Although more prevalent with higher doses of CsA in the 1980s, thrombotic microangiopathy (Fig. 21.3) still occurs under current regimens, even with careful attention to blood CsA levels. By 1994, the prevalence of CsA-associated thrombotic microangiopathy had decreased to 0.9 %, accounting for 26 % of the cases of thrombotic microangiopathy after renal transplantation (acute rejection, probably humoral, accounted for 53 % and recurrent thrombotic microangiopathy 16 %) [5]. Patients typically present with acute renal failure, thrombocytopenia, microangiopathic hemolytic anemia, elevated lactic dehydrogenase, and hyperbilirubinemia. Despite these characteristic features, the clinical syndrome is not often recognized before biopsy.
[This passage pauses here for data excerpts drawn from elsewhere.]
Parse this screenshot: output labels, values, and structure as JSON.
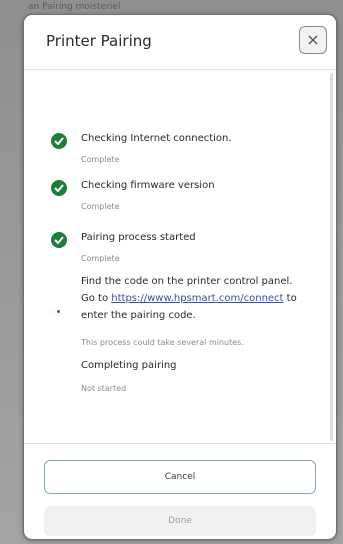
{
  "background": {
    "partial_text": "an Pairing moisteriel"
  },
  "dialog": {
    "title": "Printer Pairing",
    "close_label": "×"
  },
  "steps": [
    {
      "title": "Checking Internet connection.",
      "status": "Complete",
      "icon": "check-icon"
    },
    {
      "title": "Checking firmware version",
      "status": "Complete",
      "icon": "check-icon"
    },
    {
      "title": "Pairing process started",
      "status": "Complete",
      "icon": "check-icon"
    }
  ],
  "pairing_instruction": {
    "line1": "Find the code on the printer control panel.",
    "go_to": "Go to ",
    "link": "https://www.hpsmart.com/connect",
    "line2_suffix": " to",
    "line3": "enter the pairing code.",
    "note": "This process could take several minutes.",
    "icon": "progress-dot-icon"
  },
  "completing": {
    "title": "Completing pairing",
    "status": "Not started"
  },
  "footer": {
    "cancel_label": "Cancel",
    "done_label": "Done"
  },
  "colors": {
    "success": "#1e7d3a",
    "link": "#3b4fb0",
    "accent_border": "#8aa6ba"
  }
}
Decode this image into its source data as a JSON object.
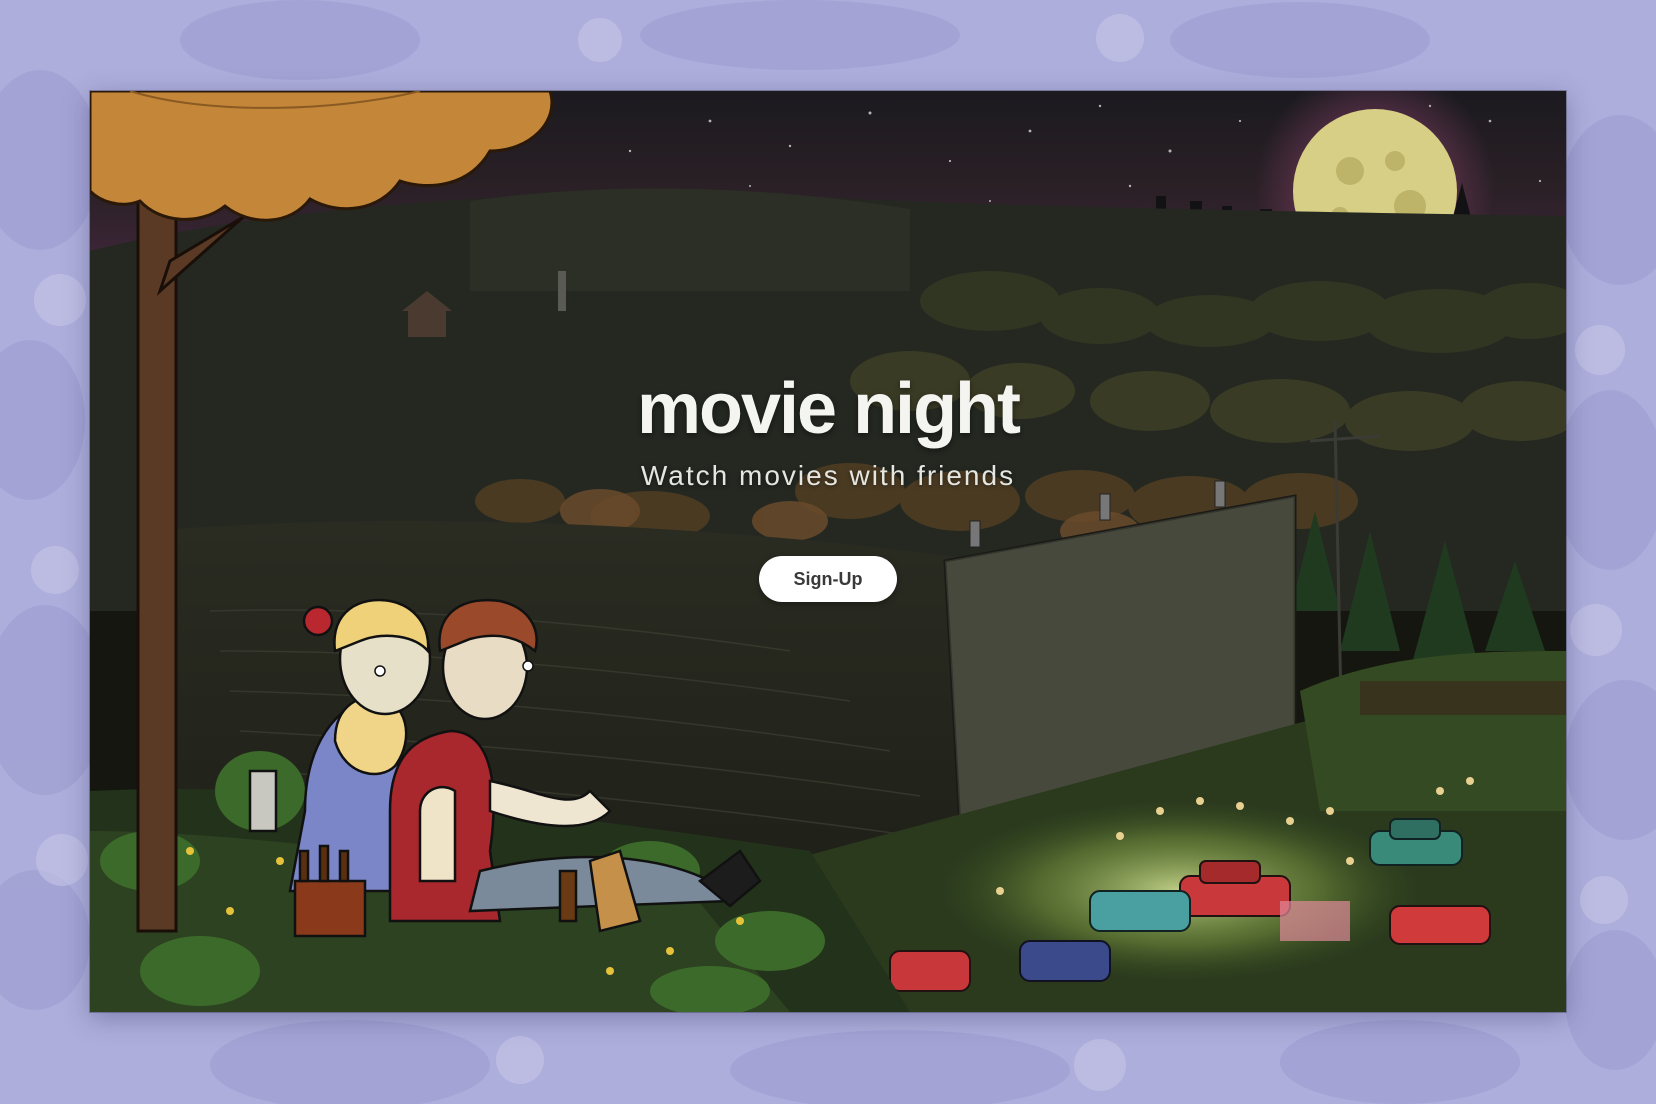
{
  "hero": {
    "title": "movie night",
    "subtitle": "Watch movies with friends",
    "signup_label": "Sign-Up"
  },
  "colors": {
    "backdrop": "#aeaedc",
    "title_text": "#f4f4f0",
    "button_bg": "#ffffff",
    "button_text": "#3a3a3a",
    "night_sky": "#1a1a1e",
    "moon": "#d8cf86",
    "tree_foliage": "#c4873a"
  },
  "illustration": {
    "subject": "drive-in-movie-night-scene",
    "icon": "drive-in-illustration"
  }
}
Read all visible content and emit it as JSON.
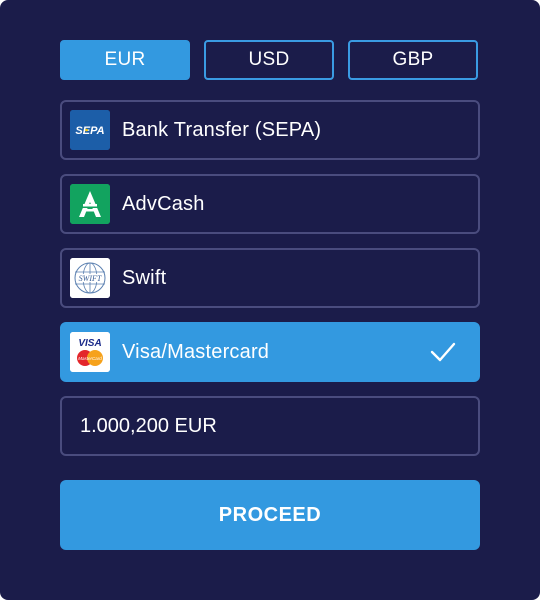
{
  "currencies": [
    {
      "label": "EUR",
      "active": true
    },
    {
      "label": "USD",
      "active": false
    },
    {
      "label": "GBP",
      "active": false
    }
  ],
  "methods": [
    {
      "label": "Bank Transfer (SEPA)",
      "icon": "sepa-logo-icon",
      "logo_text": "SEPA",
      "selected": false
    },
    {
      "label": "AdvCash",
      "icon": "advcash-logo-icon",
      "selected": false
    },
    {
      "label": "Swift",
      "icon": "swift-logo-icon",
      "logo_text": "SWIFT",
      "selected": false
    },
    {
      "label": "Visa/Mastercard",
      "icon": "visa-mastercard-logo-icon",
      "logo_text": "VISA",
      "logo_subtext": "MasterCard",
      "selected": true
    }
  ],
  "amount": {
    "value": "1.000,200 EUR"
  },
  "proceed_label": "PROCEED",
  "colors": {
    "panel": "#1b1c4a",
    "accent": "#3399e0",
    "border": "#4a4c7e",
    "advcash": "#12a35f",
    "sepa": "#1c5ea8"
  }
}
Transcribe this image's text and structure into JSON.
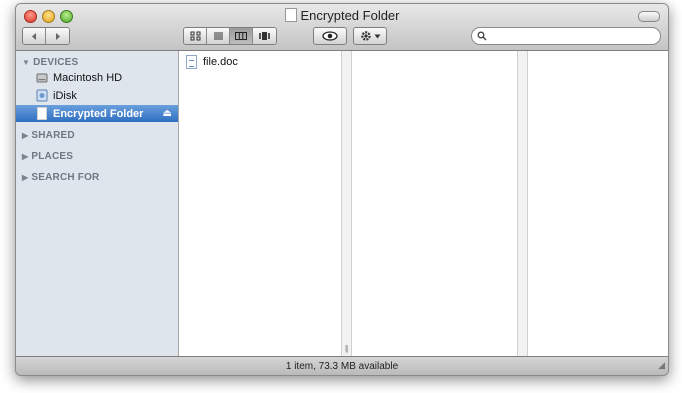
{
  "window": {
    "title": "Encrypted Folder"
  },
  "toolbar": {
    "back_icon": "back-arrow-icon",
    "forward_icon": "forward-arrow-icon",
    "view_modes": [
      "icon-view-icon",
      "list-view-icon",
      "column-view-icon",
      "coverflow-view-icon"
    ],
    "active_view": "column-view",
    "search": {
      "value": "",
      "placeholder": ""
    }
  },
  "sidebar": {
    "sections": {
      "devices": "DEVICES",
      "shared": "SHARED",
      "places": "PLACES",
      "search_for": "SEARCH FOR"
    },
    "devices": [
      {
        "label": "Macintosh HD",
        "icon": "hard-drive-icon"
      },
      {
        "label": "iDisk",
        "icon": "idisk-icon"
      },
      {
        "label": "Encrypted Folder",
        "icon": "disk-image-icon",
        "selected": true,
        "eject": "⏏"
      }
    ]
  },
  "browser": {
    "columns": [
      {
        "items": [
          {
            "label": "file.doc",
            "icon": "document-icon"
          }
        ]
      },
      {
        "items": []
      },
      {
        "items": []
      }
    ]
  },
  "status_bar": {
    "text": "1 item, 73.3 MB available"
  },
  "colors": {
    "selection": "#2f6fc2",
    "sidebar_bg": "#dfe5ed"
  }
}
Those without systemic signs (thrombocytopenia, hemolysis) do considerably better [6].

Fig. 21.3

Acute calcineurin inhibitor toxicity due to tacrolimus. Marked mucoid intimal thickening is present with a sparse mononuclear infiltrate and numerous trapped red cell fragments (arrow)

The pathologic changes are the same as in thrombotic microangiopathy from other causes, although in the allograft the differential diagnosis with endarteritis can be challenging. Loose intimal thickening and trapped red cells are useful discriminators.

Differential Diagnosis

The criteria for the morphologic distinction of calcineurin inhibitor toxicity (CIT) and rejection have received much attention. Interstitial infiltrates are minimal in autologous kidneys with nephrotoxicity, but are common in early allografts, and have no differential value unless minimal. Patients with rejection typically have a diffuse, interstitial mononuclear cell infiltrate, whereas patients with CIT and those with stable function have only focal mononuclear cell infiltrates [7]. Endarteritis is found rarely, if ever, in CIT (0–1 %) and is the most discriminating feature between acute rejection and CIT. Only the finding of endarteritis allowed the identification of rejection with any certainty [8]. This agrees with my experience and that of others [3]. Endothelial and medial smooth muscle cell vacuolization has been noted in CIT, best appreciated by electron microscopy. The frequency of vacuolization probably does not distinguish CIT from stable grafts [7].